In some respects, negative rates are a logical extension of current low interest rate policies. The whole point of central bank bond-buying was to push down interest rates, making it easier and cheaper to borrow. If that’s not working, the argument goes, why not take rates negative? It would certainly encourage banks to lend, if only because any positive return is better than a negative one. And on the consumer front, it would actually make it profitable to borrow.
The logic is clear. It’s also, to use a technical economics term, nuts.
Imagine how negative rates might work in your own life.
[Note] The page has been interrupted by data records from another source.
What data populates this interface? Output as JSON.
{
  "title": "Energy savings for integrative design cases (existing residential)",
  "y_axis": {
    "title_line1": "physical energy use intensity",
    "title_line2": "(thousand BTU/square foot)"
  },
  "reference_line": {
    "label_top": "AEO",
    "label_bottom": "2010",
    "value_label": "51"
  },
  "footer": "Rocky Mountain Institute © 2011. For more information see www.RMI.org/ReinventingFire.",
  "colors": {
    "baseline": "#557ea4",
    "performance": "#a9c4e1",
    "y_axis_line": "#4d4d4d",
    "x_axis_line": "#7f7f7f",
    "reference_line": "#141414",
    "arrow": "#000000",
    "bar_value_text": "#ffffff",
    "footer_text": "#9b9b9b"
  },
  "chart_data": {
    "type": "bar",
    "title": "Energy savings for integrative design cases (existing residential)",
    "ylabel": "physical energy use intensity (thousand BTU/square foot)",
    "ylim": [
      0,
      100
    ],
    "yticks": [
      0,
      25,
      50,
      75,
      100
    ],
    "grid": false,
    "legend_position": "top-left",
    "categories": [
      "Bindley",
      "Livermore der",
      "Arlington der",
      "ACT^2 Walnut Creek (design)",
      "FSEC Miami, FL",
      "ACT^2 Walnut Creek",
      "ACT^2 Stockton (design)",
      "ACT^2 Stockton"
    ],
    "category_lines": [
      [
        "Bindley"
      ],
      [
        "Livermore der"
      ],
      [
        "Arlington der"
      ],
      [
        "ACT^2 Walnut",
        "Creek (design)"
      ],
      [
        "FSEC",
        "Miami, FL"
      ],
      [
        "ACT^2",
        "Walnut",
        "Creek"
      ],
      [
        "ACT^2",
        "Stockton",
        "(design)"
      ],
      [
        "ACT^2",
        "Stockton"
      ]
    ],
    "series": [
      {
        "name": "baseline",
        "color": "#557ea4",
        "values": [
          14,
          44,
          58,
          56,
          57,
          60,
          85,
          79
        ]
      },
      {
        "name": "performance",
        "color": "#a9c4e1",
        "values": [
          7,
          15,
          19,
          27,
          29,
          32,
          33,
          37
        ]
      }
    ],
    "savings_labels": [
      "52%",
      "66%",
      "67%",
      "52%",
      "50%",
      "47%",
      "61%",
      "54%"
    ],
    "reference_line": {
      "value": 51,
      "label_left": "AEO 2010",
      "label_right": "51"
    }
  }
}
If you get a mortgage, for example, you could choose every month between perhaps having the bank send you a check or just having the principal reduced. Would you be more willing to borrow under those circumstances? I know I would. In 30 years, you would own your house, without making a payment.
Negative-rate mortgages are not on the table, even in Japan, but the thought experiment shows us something. Easy financing of assets, like we saw with homes in the mid-2000s, tends to lead to jumps in asset prices but doesn’t actually drive sustainable economic activity. Lower interest rates may accelerate economic activity, but they don’t create it. This has been the (reasonable) argument against quantitative easing. The argument for it is that, as a temporary measure, it can help jump-start the economic engine. Here in the U.S., that does indeed appear to have worked.
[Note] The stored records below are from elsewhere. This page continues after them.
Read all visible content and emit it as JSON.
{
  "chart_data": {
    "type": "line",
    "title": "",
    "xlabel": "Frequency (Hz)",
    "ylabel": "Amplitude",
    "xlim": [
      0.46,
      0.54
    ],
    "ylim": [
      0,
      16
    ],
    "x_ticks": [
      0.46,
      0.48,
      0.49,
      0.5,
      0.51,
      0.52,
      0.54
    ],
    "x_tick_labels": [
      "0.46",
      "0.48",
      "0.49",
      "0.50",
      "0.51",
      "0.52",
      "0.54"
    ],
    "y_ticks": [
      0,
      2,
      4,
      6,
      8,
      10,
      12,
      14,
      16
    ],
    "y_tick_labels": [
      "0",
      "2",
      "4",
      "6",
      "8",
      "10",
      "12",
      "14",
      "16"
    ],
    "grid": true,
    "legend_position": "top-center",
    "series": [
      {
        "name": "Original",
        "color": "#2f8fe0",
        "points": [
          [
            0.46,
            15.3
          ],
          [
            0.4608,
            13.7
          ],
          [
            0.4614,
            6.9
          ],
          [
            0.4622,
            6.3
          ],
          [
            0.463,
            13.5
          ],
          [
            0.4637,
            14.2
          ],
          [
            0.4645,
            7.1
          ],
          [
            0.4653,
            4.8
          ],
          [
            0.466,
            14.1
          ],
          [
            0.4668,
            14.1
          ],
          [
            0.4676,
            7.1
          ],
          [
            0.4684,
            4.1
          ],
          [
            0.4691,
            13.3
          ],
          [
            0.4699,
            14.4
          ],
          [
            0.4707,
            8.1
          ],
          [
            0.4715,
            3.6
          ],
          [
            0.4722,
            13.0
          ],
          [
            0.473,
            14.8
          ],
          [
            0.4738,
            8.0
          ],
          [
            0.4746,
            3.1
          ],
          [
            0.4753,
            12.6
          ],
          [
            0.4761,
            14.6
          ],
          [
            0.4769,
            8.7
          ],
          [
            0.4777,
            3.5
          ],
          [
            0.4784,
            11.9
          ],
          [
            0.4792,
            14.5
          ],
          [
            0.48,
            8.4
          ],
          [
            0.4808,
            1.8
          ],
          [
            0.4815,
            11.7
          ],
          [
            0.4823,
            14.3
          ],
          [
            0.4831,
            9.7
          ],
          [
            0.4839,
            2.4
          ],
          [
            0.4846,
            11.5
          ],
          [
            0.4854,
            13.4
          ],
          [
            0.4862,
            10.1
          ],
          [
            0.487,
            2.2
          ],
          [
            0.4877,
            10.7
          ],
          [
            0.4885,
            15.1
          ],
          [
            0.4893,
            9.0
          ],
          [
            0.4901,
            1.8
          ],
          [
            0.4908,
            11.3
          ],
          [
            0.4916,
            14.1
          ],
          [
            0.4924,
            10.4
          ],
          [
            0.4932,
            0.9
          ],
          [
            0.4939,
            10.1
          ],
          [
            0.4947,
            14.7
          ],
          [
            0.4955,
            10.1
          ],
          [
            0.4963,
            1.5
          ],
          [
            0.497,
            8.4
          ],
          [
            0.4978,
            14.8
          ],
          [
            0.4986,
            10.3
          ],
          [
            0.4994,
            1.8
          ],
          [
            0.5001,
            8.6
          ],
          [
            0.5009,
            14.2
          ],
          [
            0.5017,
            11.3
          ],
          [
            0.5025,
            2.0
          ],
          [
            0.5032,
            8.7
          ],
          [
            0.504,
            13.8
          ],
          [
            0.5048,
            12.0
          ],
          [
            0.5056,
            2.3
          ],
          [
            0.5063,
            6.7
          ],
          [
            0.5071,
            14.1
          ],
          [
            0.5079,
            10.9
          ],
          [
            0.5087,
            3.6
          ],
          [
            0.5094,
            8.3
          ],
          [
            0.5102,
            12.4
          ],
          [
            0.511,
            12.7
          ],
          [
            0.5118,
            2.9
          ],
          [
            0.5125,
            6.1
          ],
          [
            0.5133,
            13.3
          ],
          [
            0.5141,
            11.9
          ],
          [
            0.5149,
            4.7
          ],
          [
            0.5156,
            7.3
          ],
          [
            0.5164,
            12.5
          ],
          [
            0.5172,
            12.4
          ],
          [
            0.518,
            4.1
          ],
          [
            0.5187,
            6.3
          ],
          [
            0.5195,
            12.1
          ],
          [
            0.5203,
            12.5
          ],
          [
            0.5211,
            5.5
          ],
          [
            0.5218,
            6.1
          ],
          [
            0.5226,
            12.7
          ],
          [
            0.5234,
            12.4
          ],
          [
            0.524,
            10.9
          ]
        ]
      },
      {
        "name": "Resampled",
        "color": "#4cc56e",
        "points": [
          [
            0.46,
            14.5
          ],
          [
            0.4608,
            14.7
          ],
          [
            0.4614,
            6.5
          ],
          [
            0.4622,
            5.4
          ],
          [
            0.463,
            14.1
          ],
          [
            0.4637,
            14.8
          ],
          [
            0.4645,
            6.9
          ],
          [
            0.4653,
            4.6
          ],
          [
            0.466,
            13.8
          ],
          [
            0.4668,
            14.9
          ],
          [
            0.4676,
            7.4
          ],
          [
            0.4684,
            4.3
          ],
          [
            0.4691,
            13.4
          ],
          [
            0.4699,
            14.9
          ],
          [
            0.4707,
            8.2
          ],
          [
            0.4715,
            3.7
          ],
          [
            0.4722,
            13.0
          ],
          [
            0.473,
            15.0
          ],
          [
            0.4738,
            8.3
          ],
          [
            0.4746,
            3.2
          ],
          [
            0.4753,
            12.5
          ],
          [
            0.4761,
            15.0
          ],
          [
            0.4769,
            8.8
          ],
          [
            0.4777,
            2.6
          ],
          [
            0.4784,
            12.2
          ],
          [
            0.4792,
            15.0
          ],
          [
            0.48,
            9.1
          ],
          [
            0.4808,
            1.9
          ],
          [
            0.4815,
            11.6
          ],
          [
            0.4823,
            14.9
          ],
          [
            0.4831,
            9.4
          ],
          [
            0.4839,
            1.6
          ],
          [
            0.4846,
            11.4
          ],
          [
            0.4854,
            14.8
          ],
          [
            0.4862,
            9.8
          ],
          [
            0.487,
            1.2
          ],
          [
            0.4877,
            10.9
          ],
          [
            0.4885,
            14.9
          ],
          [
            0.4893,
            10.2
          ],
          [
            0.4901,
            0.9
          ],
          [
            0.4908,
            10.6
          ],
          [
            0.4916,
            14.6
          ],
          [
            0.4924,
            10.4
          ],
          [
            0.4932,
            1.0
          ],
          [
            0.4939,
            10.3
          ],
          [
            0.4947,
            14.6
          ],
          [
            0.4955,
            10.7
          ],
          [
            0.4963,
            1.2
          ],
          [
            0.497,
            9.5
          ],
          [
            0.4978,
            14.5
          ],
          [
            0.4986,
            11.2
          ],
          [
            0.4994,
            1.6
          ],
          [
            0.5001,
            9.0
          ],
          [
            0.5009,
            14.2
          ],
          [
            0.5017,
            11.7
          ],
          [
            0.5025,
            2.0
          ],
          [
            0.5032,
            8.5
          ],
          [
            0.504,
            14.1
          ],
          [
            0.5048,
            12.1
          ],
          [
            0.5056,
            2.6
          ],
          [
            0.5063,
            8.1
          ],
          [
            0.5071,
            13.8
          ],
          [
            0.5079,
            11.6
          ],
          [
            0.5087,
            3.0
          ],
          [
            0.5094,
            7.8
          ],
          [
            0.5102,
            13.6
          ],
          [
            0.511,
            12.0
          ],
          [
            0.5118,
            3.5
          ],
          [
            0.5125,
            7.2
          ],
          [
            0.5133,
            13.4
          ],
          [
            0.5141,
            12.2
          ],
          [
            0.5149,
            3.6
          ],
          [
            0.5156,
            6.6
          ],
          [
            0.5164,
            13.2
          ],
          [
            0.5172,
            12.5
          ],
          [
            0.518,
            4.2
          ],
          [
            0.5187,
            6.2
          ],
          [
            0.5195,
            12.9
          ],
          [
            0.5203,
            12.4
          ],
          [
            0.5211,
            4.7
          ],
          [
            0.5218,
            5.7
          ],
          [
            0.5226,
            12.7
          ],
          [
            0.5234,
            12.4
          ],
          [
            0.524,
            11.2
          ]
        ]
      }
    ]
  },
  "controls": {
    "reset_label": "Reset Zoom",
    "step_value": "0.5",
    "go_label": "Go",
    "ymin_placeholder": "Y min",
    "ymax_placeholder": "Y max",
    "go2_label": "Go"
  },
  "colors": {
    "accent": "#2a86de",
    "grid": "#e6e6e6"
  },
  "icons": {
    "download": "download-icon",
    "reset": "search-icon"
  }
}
The key words here are “temporary measure.” If borrowers know that low rates will soon rise, they have an incentive to act. If not, there is no urgency, and activity stagnates. You'll never see a car dealer advertising “Low prices indefinitely! Come on down whenever you feel like it—no rush!” Again, the idea behind the Fed’s recent decision to raise rates (and to hang tough on the possibility of further increases) is to return to normalcy and make it clear that the time to act is now.
In Japan, it’s apparently too late for that. The Bank of Japan has been unable to create a sense of urgency and is now reduced to forcing banks to lend by charging them for keeping money idle. This is a policy that will destroy itself.
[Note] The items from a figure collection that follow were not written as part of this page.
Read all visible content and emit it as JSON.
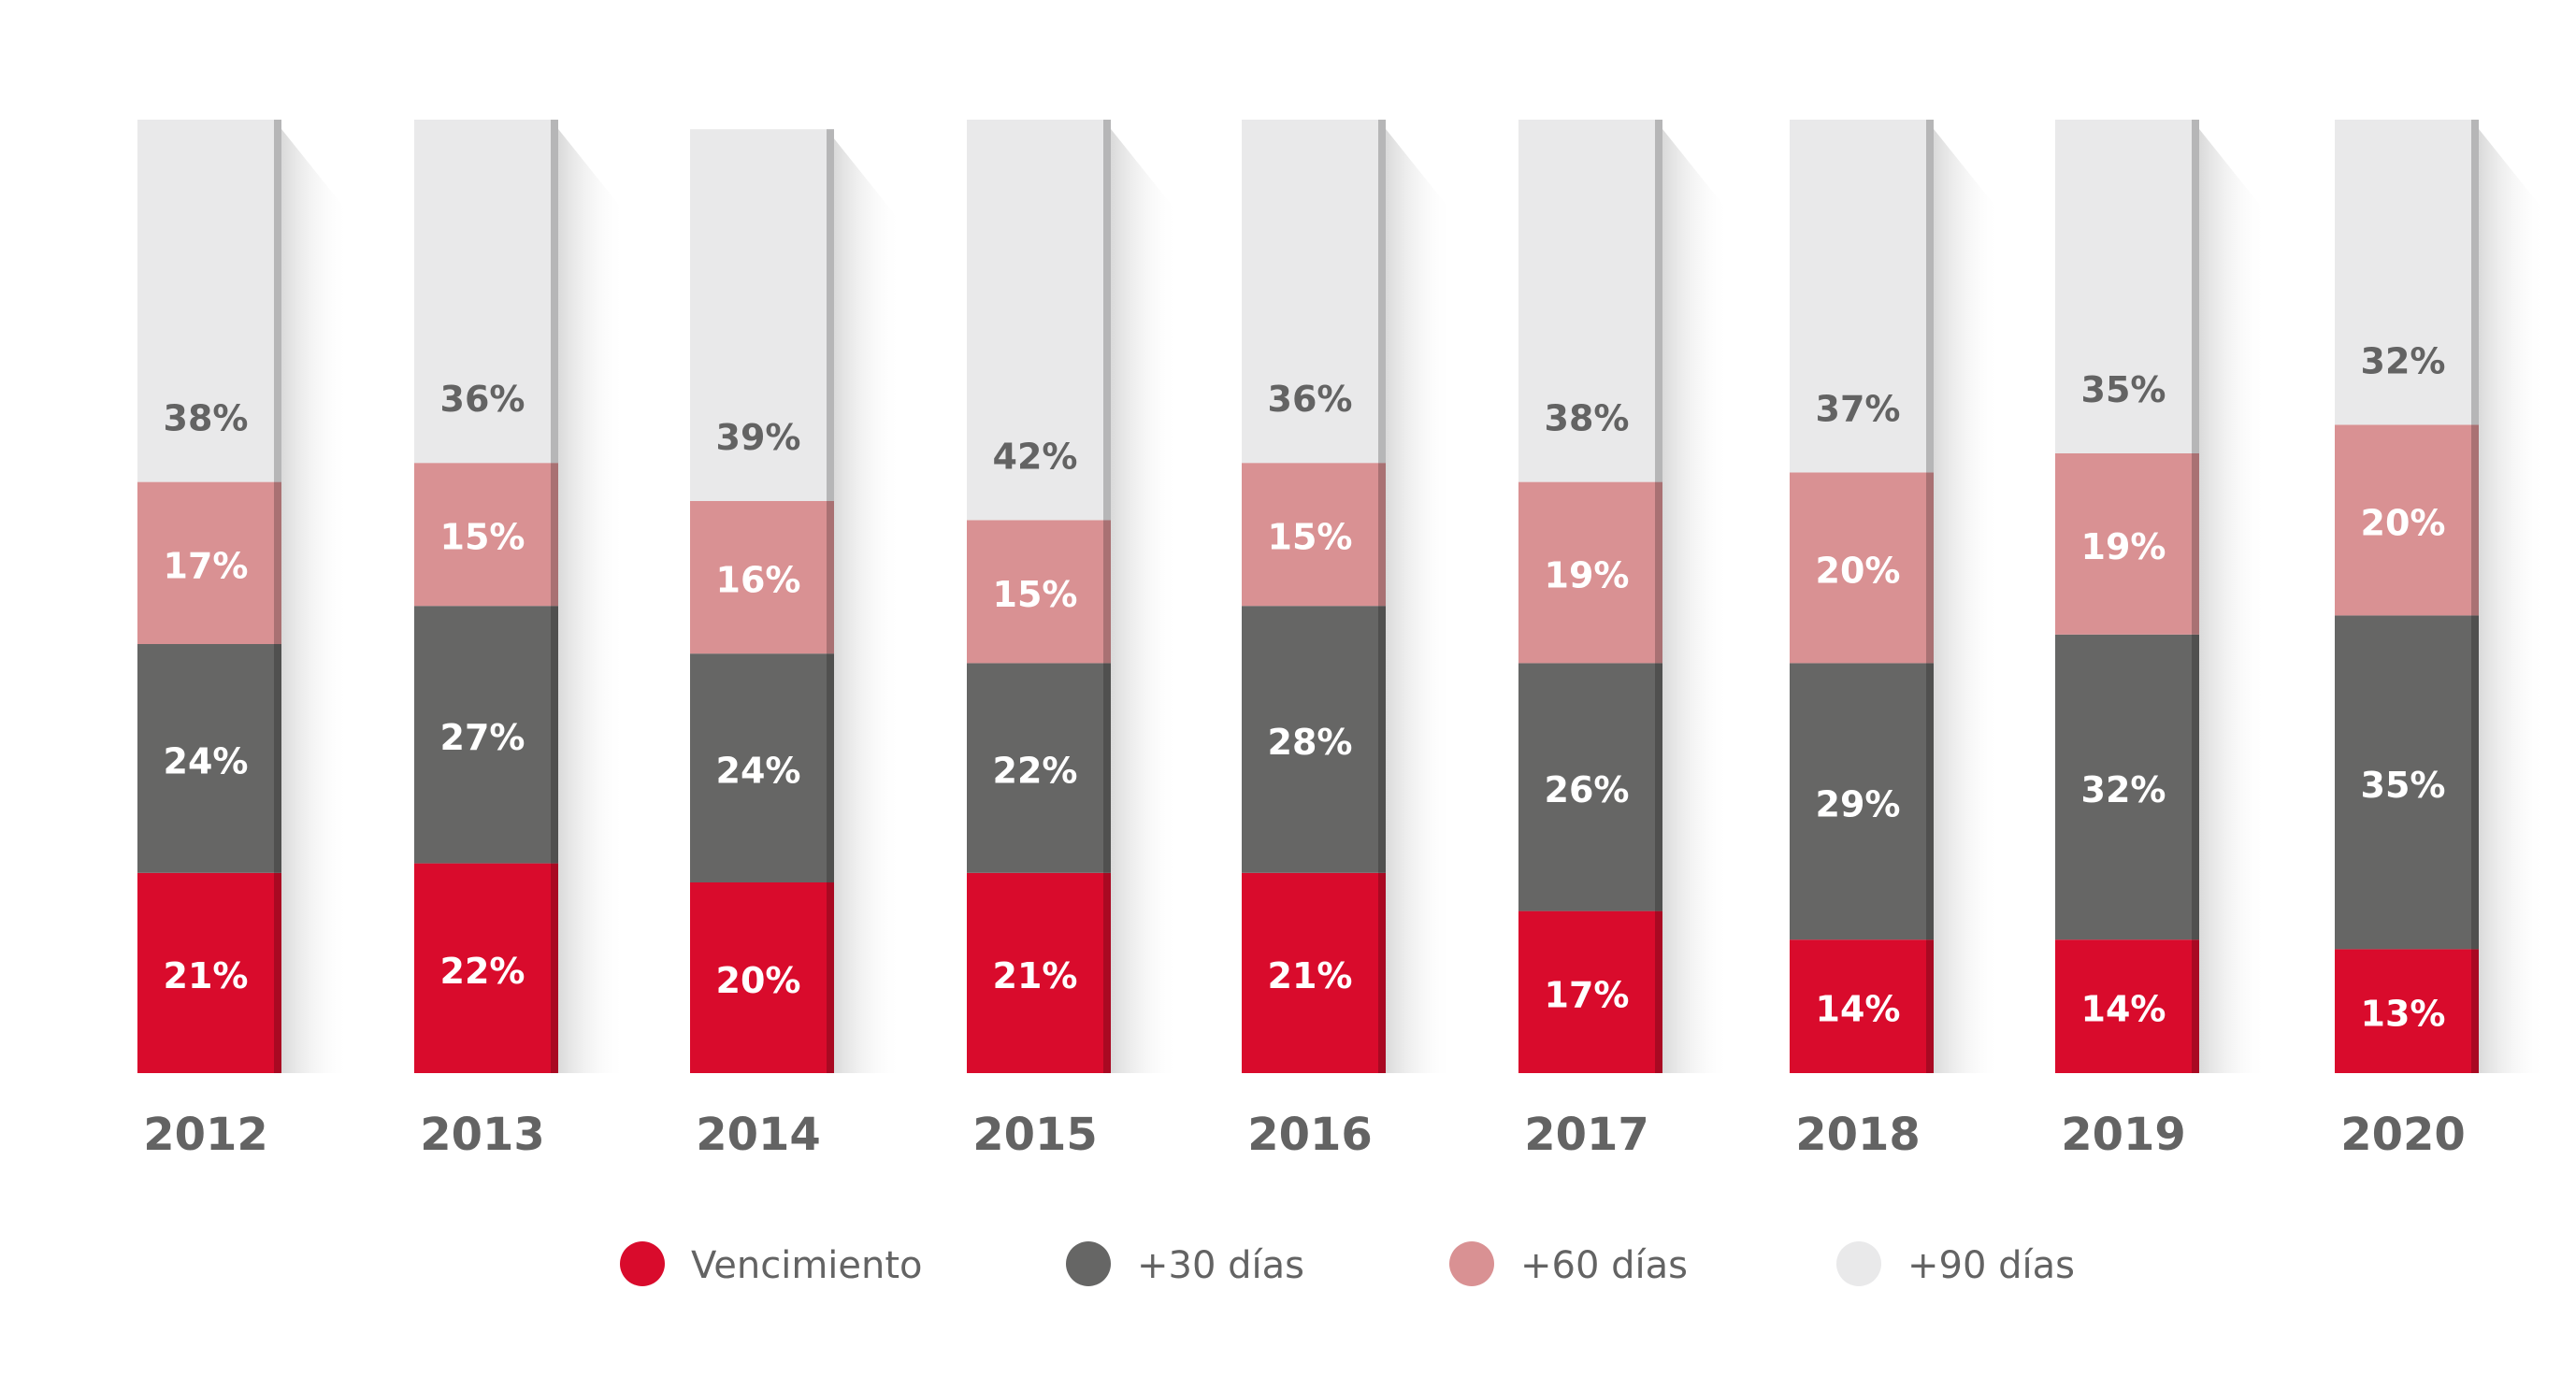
{
  "chart_data": {
    "type": "bar",
    "stacked": true,
    "percent": true,
    "categories": [
      "2012",
      "2013",
      "2014",
      "2015",
      "2016",
      "2017",
      "2018",
      "2019",
      "2020"
    ],
    "series": [
      {
        "name": "Vencimiento",
        "color": "#d90b2c",
        "label_color": "#ffffff",
        "values": [
          21,
          22,
          20,
          21,
          21,
          17,
          14,
          14,
          13
        ]
      },
      {
        "name": "+30 días",
        "color": "#666665",
        "label_color": "#ffffff",
        "values": [
          24,
          27,
          24,
          22,
          28,
          26,
          29,
          32,
          35
        ]
      },
      {
        "name": "+60 días",
        "color": "#d99193",
        "label_color": "#ffffff",
        "values": [
          17,
          15,
          16,
          15,
          15,
          19,
          20,
          19,
          20
        ]
      },
      {
        "name": "+90 días",
        "color": "#e9e9ea",
        "label_color": "#636363",
        "values": [
          38,
          36,
          39,
          42,
          36,
          38,
          37,
          35,
          32
        ]
      }
    ],
    "value_suffix": "%",
    "legend_position": "bottom",
    "grid": false,
    "ylim": [
      0,
      100
    ]
  }
}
With negative rates, bond yields, especially of government bonds, will continue to decline, which means private buyers are even less likely to want them. That doesn’t matter now, as the central bank is buying those bonds as part of a quantitative easing program, but it means the central bank is now the only buyer—and that Japan is now reliant on monetizing its debt. Savers are getting decimated, and with an aging population, most people have been forced to be savers. Negative rates will only make matters worse.
This is, in many ways, a desperate move, and one that highlights the need for the U.S. and Europe to get rates back to normal levels as quickly as possible. Once a country is caught in the kind of deflationary trap that has ensnared Japan, getting the economy back up to speed is difficult—and, in this case, apparently impossible.
Japan’s economic woes are about to get much worse in the next couple of years.